Authors/contributors
Abstract
Negative results on culture still pose a real challenge in the diagnosis of periprosthetic joint infection. There are numerous reasons for the inability to isolate the infecting organism from the affected joint, the most important of which is the administration of antibiotics prior to obtaining culture samples. For patients suspected of having a periprosthetic joint infection, antibiotics should not be given until the diagnosis is confirmed or aspiration of the joint should be delayed for at least two weeks after the last dose of antibiotics. Other strategies that can be used to enhance the likelihood of obtaining a positive result on culture include expeditious transport of culture samples, placement of a tissue or fluid sample in the appropriate medium, implant sonication, and prolonging the incubation period of the samples to two or three weeks. In patients in whom the prerevision aspiration has not yielded an infecting organism, yet the clinical picture is consistent with periprosthetic joint infection, a minimum of three to five tissue culture samples are recommended at the time of revision surgery. Biomarkers and molecular techniques, such as polymerase chain reaction identification of bacterial DNA, may play an increasing role in the future in the diagnosis of periprosthetic joint infection, when standardized techniques have not identified an infecting organism.
Publication
Journal of Bone and Joint Surgery
Date
2014-3-5
Notes

Key findings:

  1. Diagnostic Challenges in PJI: Diagnosis of PJI relies on a combination of detailed history, physical examination, serologic tests, and review of radiographs. The definition by the Musculoskeletal Infection Society emphasizes the diagnostic significance of isolating the same pathogen from two separate tissue or fluid samples obtained from within the joint.
  2. Culture-Negative Infections: In 7% to 12% of cases, cultures are negative despite clear indicators of infection, posing challenges for selecting appropriate antimicrobial therapy. Reasons include prior antibiotic use, failure of traditional culture techniques, and the presence of biofilms that make isolating organisms difficult.
  3. Causes of Culture-Negative Infections: Antibiotic administration prior to obtaining cultures, prolonged wound drainage, and failure of culture techniques (e.g., biofilm encapsulation) contribute to culture-negative cases.
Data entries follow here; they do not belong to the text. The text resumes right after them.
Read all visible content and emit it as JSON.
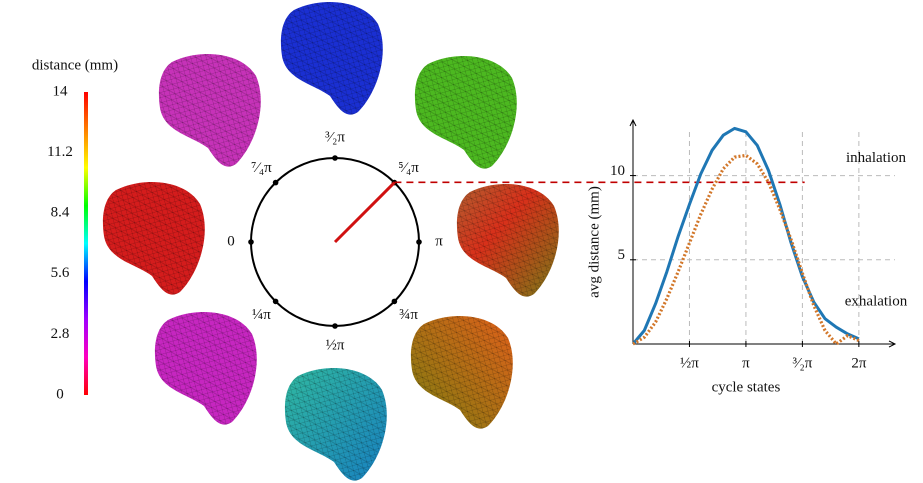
{
  "chart_data": [
    {
      "type": "line",
      "xlabel": "cycle states",
      "ylabel": "avg distance (mm)",
      "x": [
        0,
        0.1,
        0.2,
        0.3,
        0.4,
        0.5,
        0.6,
        0.7,
        0.8,
        0.9,
        1.0,
        1.1,
        1.2,
        1.3,
        1.4,
        1.5,
        1.6,
        1.7,
        1.8,
        1.9,
        2.0
      ],
      "series": [
        {
          "color": "#1f77b4",
          "style": "solid",
          "values": [
            0,
            0.8,
            2.4,
            4.3,
            6.4,
            8.3,
            10.1,
            11.5,
            12.4,
            12.8,
            12.6,
            11.8,
            10.3,
            8.3,
            6.0,
            4.0,
            2.5,
            1.5,
            1.0,
            0.6,
            0.3
          ]
        },
        {
          "color": "#d2772a",
          "style": "dotted",
          "values": [
            0,
            0.4,
            1.3,
            2.7,
            4.3,
            6.0,
            7.7,
            9.2,
            10.4,
            11.1,
            11.2,
            10.7,
            9.6,
            8.0,
            6.2,
            4.2,
            2.3,
            0.8,
            0.0,
            0.5,
            0.2
          ]
        }
      ],
      "xlim": [
        0,
        2.32
      ],
      "ylim": [
        0,
        13.3
      ],
      "xticks": [
        {
          "value": 0.5,
          "label": "½π"
        },
        {
          "value": 1,
          "label": "π"
        },
        {
          "value": 1.5,
          "label": "³⁄₂π"
        },
        {
          "value": 2,
          "label": "2π"
        }
      ],
      "yticks": [
        5,
        10
      ],
      "grid": true,
      "annotations": [
        {
          "text": "inhalation",
          "y": 11.0
        },
        {
          "text": "exhalation",
          "y": 2.5
        }
      ],
      "reference_line": {
        "y": 9.6,
        "x_end": 1.52,
        "color": "#c00000"
      }
    }
  ],
  "colorbar": {
    "title": "distance (mm)",
    "range": [
      0,
      14
    ],
    "ticks": [
      0,
      2.8,
      5.6,
      8.4,
      11.2,
      14
    ],
    "colors": [
      "#ff0000",
      "#ff00c0",
      "#a000ff",
      "#0000ff",
      "#00ffff",
      "#00ff00",
      "#ffff00",
      "#ff8000",
      "#ff0000"
    ]
  },
  "cycle_diagram": {
    "states": [
      {
        "value": 0,
        "label": "0"
      },
      {
        "value": 0.25,
        "label": "¼π"
      },
      {
        "value": 0.5,
        "label": "½π"
      },
      {
        "value": 0.75,
        "label": "¾π"
      },
      {
        "value": 1,
        "label": "π"
      },
      {
        "value": 1.25,
        "label": "⁵⁄₄π"
      },
      {
        "value": 1.5,
        "label": "³⁄₂π"
      },
      {
        "value": 1.75,
        "label": "⁷⁄₄π"
      }
    ],
    "hand": 1.25,
    "hand_color": "#d01010"
  }
}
Specialized culture mediums, proper sample processing, and transport are crucial.
  4. Strategies to Improve Identification: Recommendations include avoiding antibiotic administration until diagnosis confirmation, obtaining multiple deep joint cultures, using blood culture flasks, delaying joint aspiration post-antibiotic use, and employing proper techniques for sample transfer and transport.
  5. Molecular Techniques: Emerging molecular technologies, such as PCR and biosensors, offer potential for identifying infecting organisms in culture-negative cases. However, their widespread use is still evolving, and validation is needed.
  6. False-Positive Cultures: Recognition of false-positive cultures is crucial. Clean instrument use and proper tissue sample handling can help minimize false positives. Multiple diagnostic tools, including serologic tests, histopathologic examination, and consultation with infectious disease specialists, enhance diagnostic accuracy.

Clinical Implications:

  1. Clinical Approach: In suspected culture-negative cases, repeating joint aspiration, ensuring antibiotic-free periods, and consulting infectious disease specialists are recommended. During revision surgery, obtaining multiple cultures, sonication of retrieved implants, and histopathological analysis aid in confirming the diagnosis.
  2. Overall Recommendations: The American Academy of Orthopaedic Surgeons (AAOS) Clinical Practice Guideline emphasizes preoperative serologic testing, withholding antibiotics, and obtaining multiple intraoperative cultures. Regular communication with the microbiology laboratory and infectious disease specialists is essential.

Strengths:

  1. Expert review
  2. References to field

Limitations:

  1. Review article

Level of evidence: Low (review article)

Citation
1.
Parvizi J, Erkocak OF, Della Valle CJ. Culture-Negative Periprosthetic Joint Infection. Journal of Bone and Joint Surgery. 2014;96(5):430-436.